Superior Gluteal Nerve Dysfunction is Implicated in Trendelenburg Sign
The Trendelenburg sign is primarily caused by dysfunction of the superior gluteal nerve, which innervates the hip abductor muscles (gluteus medius and minimus). When these muscles are weakened or paralyzed due to superior gluteal nerve damage, the patient cannot stabilize the pelvis during single-leg stance, resulting in the characteristic pelvic drop on the contralateral side 1, 2.

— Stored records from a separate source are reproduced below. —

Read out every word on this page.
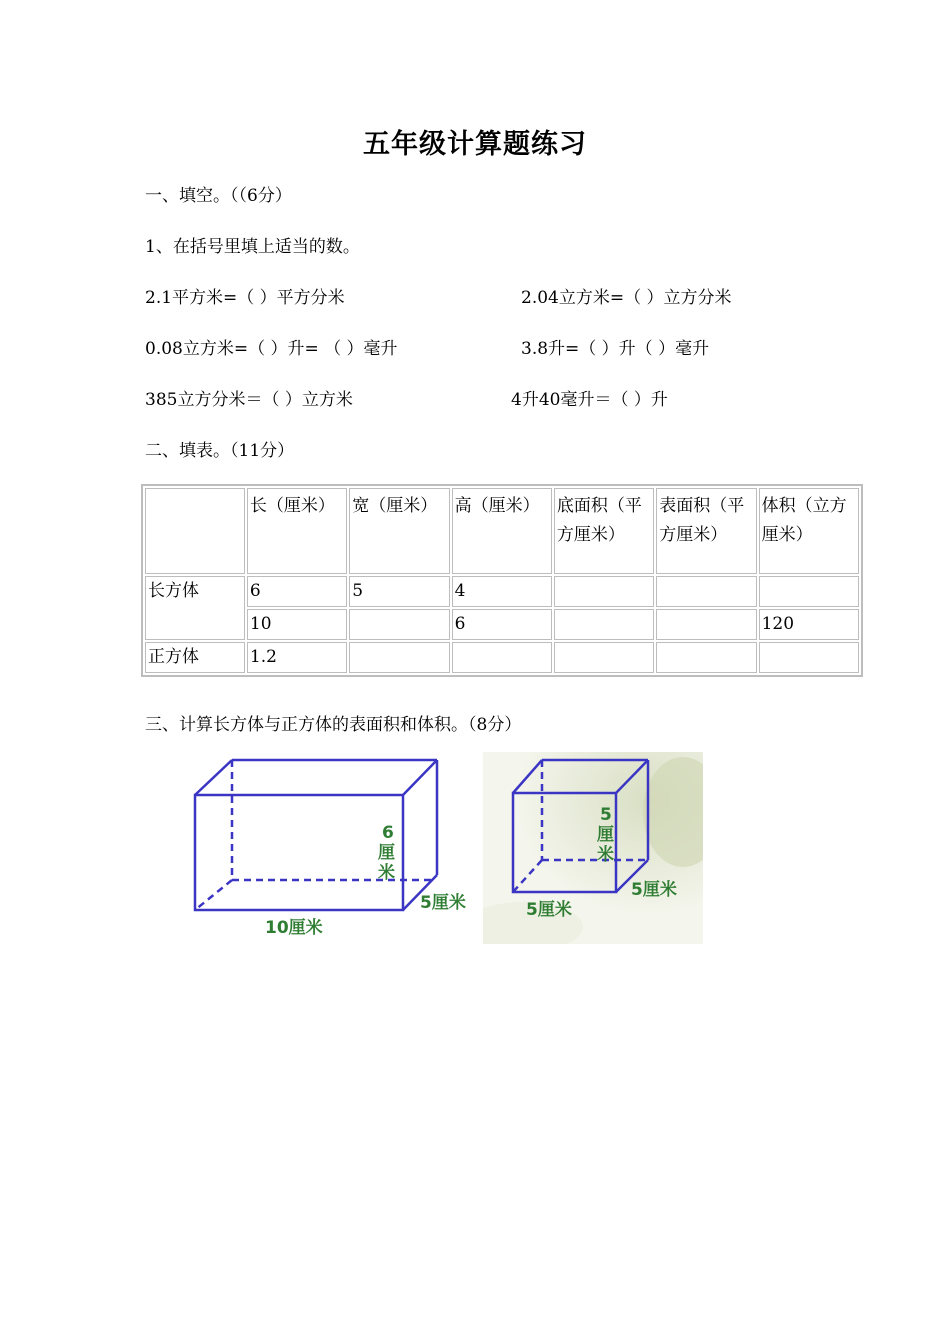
五年级计算题练习
一、填空。（（6分）
1、在括号里填上适当的数。
2.1平方米=（ ）平方分米	2.04立方米=（ ）立方分米
0.08立方米=（ ）升= （ ）毫升	3.8升=（ ）升（ ）毫升
385立方分米＝（ ）立方米	4升40毫升＝（ ）升
二、填表。（11分）
	长（厘米）	宽（厘米）	高（厘米）	底面积（平方厘米）	表面积（平方厘米）	体积（立方厘米）
长方体	6	5	4			
	10		6			120
正方体	1.2					
三、计算长方体与正方体的表面积和体积。（8分）
6
厘
米
5厘米
10厘米
5
厘
米
5厘米
5厘米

Anatomy and Function of the Superior Gluteal Nerve
The superior gluteal nerve:
- Originates from the posterior divisions of L4, L5, and S1 nerve roots 3
- Provides motor innervation to:
- Gluteus medius
- Gluteus minimus
- Tensor fascia lata
- Provides sensory innervation to the superior part of the hip joint capsule 3
These muscles, particularly the gluteus medius and minimus, function as primary hip abductors and are essential for pelvic stabilization during gait.
Mechanism of Trendelenburg Sign
When a patient stands on one leg:
- The hip abductors on the stance leg must contract to prevent the pelvis from dropping on the contralateral side
- With superior gluteal nerve dysfunction, these muscles cannot generate sufficient force
- The result is contralateral pelvic drop (positive Trendelenburg sign)

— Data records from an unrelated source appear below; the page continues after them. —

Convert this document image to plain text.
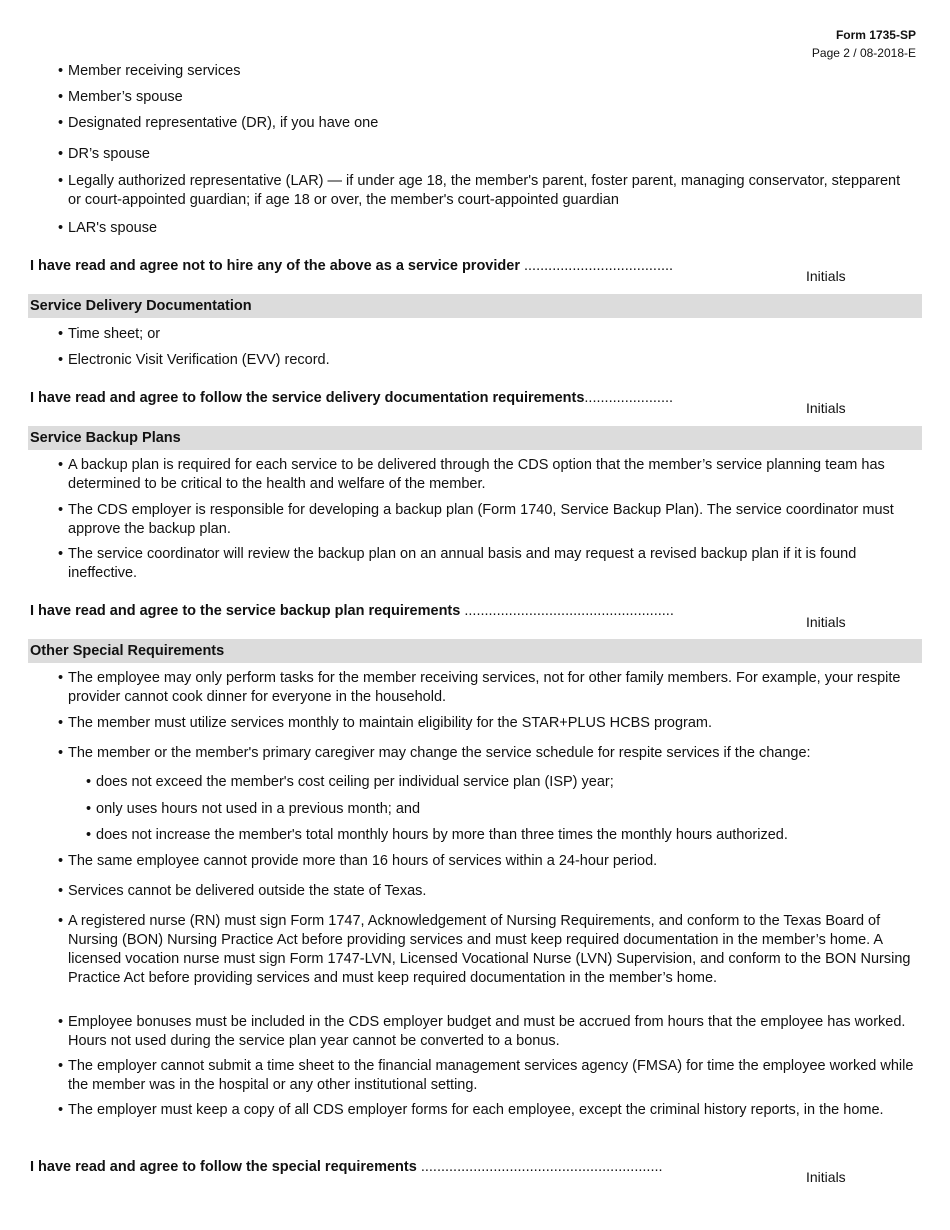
Form 1735-SP
Page 2 / 08-2018-E
• Member receiving services
• Member’s spouse
• Designated representative (DR), if you have one
• DR’s spouse
• Legally authorized representative (LAR) — if under age 18, the member's parent, foster parent, managing conservator, stepparent or court-appointed guardian; if age 18 or over, the member's court-appointed guardian
• LAR's spouse
I have read and agree not to hire any of the above as a service provider .....................................
Initials
Service Delivery Documentation
• Time sheet; or
• Electronic Visit Verification (EVV) record.
I have read and agree to follow the service delivery documentation requirements......................
Initials
Service Backup Plans
• A backup plan is required for each service to be delivered through the CDS option that the member’s service planning team has determined to be critical to the health and welfare of the member.
• The CDS employer is responsible for developing a backup plan (Form 1740, Service Backup Plan). The service coordinator must approve the backup plan.
• The service coordinator will review the backup plan on an annual basis and may request a revised backup plan if it is found ineffective.
I have read and agree to the service backup plan requirements ....................................................
Initials
Other Special Requirements
• The employee may only perform tasks for the member receiving services, not for other family members. For example, your respite provider cannot cook dinner for everyone in the household.
• The member must utilize services monthly to maintain eligibility for the STAR+PLUS HCBS program.
• The member or the member's primary caregiver may change the service schedule for respite services if the change:
• does not exceed the member's cost ceiling per individual service plan (ISP) year;
• only uses hours not used in a previous month; and
• does not increase the member's total monthly hours by more than three times the monthly hours authorized.
• The same employee cannot provide more than 16 hours of services within a 24-hour period.
• Services cannot be delivered outside the state of Texas.
• A registered nurse (RN) must sign Form 1747, Acknowledgement of Nursing Requirements, and conform to the Texas Board of Nursing (BON) Nursing Practice Act before providing services and must keep required documentation in the member’s home. A licensed vocation nurse must sign Form 1747-LVN, Licensed Vocational Nurse (LVN) Supervision, and conform to the BON Nursing Practice Act before providing services and must keep required documentation in the member’s home.
• Employee bonuses must be included in the CDS employer budget and must be accrued from hours that the employee has worked. Hours not used during the service plan year cannot be converted to a bonus.
• The employer cannot submit a time sheet to the financial management services agency (FMSA) for time the employee worked while the member was in the hospital or any other institutional setting.
• The employer must keep a copy of all CDS employer forms for each employee, except the criminal history reports, in the home.
I have read and agree to follow the special requirements ............................................................
Initials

- Patients may compensate with lateral trunk lean toward the affected side (compensated Trendelenburg gait)
Clinical Evidence
Research demonstrates a clear relationship between superior gluteal nerve damage and Trendelenburg sign:
- In a prospective study of patients undergoing hip surgery via the Hardinge approach, 23% showed evidence of superior gluteal nerve damage at two weeks post-operation 2
- Persistent damage to the superior gluteal nerve was strongly associated with a positive Trendelenburg test 2
- Another study found that 42.5% of patients had damage to the superior gluteal nerve after direct lateral approach to the hip, with some showing persistent changes at 6 months 1
Diagnostic Considerations
When evaluating a positive Trendelenburg sign:
- Electromyography (EMG) can confirm superior gluteal nerve dysfunction 1, 2
- MRI may be useful to evaluate the gluteal muscles and identify potential causes of nerve compression 4
- Ultrasound can identify tendinopathy, partial tears, or complete tears/avulsion of the gluteus medius tendon 4
Clinical Significance
The threshold for hip abductor weakness to manifest as a Trendelenburg sign appears to be significant:
- Research suggests that hip abductor strength must fall below 30% of body weight before the Trendelenburg sign becomes apparent 5
- This explains why some patients with mild superior gluteal nerve dysfunction may not demonstrate the sign
Common Causes of Superior Gluteal Nerve Dysfunction
- Iatrogenic injury during hip surgery, particularly with direct lateral approaches 1, 2
- Trauma to the gluteal region or pelvis
- Compressive neuropathy from masses or hematomas
- Abductor tendon tears or avulsion from the greater trochanter 4, 6
Clinical Pitfalls and Caveats
A positive Trendelenburg sign does not always indicate nerve damage - it may also result from:
- Primary muscle pathology
- Tendon avulsion or tears
- Pain inhibition of muscle function
- Hip joint pathology
The most at-risk branch of the superior gluteal nerve during surgery is the muscular branch to the gluteus minimus muscle, as it runs closest to the greater trochanter 3
Not all patients with electromyographic evidence of superior gluteal nerve damage will demonstrate a positive Trendelenburg sign clinically 1
By understanding the relationship between superior gluteal nerve function and the Trendelenburg sign, clinicians can better diagnose and manage conditions affecting hip stability and gait.